Last year the TNLA and two other allied rebel groups launched an offensive against the military that has seized swathes of Shan state, including ruby mines and a lucrative trade highway to China.
The military has repeatedly pounded territory it has lost with artillery and air strikes but a promised counter-offensive on the ground is yet to materialise.
“We announce that we are ready to meet and discuss in order to end the military conflict from both sides,” the TNLA said on its Telegram channel.
“In the day-to-day fighting in our Ta’ang region … the local people are suffering badly from the war.”
While it said it was ready for talks, it also added that it would reserve the “right to defend ourselves”.
“We will talk, but we will not give territory,” the TNLA’s General Tar Bhone Kyaw told AFP.
AFP was unable to reach a junta spokesman for comment.
Myanmar’s embattled junta in September made an unprecedented invitation to its enemies to start talks, a bid dismissed at the time by rebel groups.
Analysts say Beijing has pressured the TNLA and its ally the Myanmar National Democratic Alliance Army (MNDAA) to halt their operations against the junta.
China is a major ally and arms supplier of the junta, but also maintains ties with ethnic minority armed groups that hold territory near its border.
It has repeatedly called for fighting to stop in Shan state, a key link in its trillion-dollar Belt and Road initiative.

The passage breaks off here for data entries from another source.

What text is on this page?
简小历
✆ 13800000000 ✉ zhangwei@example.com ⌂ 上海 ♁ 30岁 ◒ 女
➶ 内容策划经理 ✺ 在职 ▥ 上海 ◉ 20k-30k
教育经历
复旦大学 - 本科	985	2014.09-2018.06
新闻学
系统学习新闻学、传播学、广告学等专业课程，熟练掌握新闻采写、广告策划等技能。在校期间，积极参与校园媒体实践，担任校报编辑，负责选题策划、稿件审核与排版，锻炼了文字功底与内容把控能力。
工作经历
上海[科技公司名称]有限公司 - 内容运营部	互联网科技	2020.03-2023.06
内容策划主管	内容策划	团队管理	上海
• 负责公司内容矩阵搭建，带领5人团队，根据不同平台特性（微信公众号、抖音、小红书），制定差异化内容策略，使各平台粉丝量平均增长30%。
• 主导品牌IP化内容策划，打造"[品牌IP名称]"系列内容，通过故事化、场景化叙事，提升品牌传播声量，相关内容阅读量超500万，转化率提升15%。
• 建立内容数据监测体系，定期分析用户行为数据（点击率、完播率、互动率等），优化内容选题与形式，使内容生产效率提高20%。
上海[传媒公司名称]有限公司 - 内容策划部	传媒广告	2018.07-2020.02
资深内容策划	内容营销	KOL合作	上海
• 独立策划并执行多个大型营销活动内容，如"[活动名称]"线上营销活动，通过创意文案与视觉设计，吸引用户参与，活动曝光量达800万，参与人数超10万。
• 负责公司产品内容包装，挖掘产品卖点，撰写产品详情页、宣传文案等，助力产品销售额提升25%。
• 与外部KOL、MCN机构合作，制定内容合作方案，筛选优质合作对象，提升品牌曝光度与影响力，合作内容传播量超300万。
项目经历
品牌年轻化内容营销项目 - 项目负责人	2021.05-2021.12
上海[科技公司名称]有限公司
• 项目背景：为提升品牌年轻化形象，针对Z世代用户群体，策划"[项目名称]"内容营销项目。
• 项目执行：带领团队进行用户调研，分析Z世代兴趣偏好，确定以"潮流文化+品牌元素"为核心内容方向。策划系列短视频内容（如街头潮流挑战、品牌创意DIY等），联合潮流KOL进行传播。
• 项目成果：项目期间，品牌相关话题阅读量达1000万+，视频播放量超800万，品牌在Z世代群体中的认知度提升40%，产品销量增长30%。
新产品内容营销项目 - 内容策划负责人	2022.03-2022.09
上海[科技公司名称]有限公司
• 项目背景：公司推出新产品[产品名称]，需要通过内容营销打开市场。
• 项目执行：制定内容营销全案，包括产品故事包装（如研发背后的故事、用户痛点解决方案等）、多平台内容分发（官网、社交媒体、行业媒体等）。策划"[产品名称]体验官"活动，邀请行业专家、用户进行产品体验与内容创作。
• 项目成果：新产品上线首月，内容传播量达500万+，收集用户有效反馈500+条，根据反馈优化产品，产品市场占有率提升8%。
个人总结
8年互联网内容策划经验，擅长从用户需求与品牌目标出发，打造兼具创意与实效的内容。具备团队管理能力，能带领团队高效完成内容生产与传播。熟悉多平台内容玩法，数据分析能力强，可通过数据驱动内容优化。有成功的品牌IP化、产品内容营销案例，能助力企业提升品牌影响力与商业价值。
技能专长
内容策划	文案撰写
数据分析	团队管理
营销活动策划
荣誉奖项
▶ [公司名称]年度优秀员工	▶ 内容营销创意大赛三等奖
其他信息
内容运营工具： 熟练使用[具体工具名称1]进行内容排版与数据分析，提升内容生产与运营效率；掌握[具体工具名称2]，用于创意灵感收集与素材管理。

Last week Beijing said that the head of the MNDAA had come to China for “medical care”, after news reports in Myanmar said he had been arrested on China’s orders
In its statement Monday the TNLA said it “respects and recognises the efforts of the Chinese government to intervene in the border stabilisation and the cessation of hostilities”.
Myanmar is home to around a dozen ethnic armed rebel groups that have battled the military for decades for autonomy and control of lucrative resources including jade, timber and opium.
Some, including the TNLA, have given shelter and training to newer “People’s Defence Forces” that sprung up to battle the military after it seized power in a 2021 coup.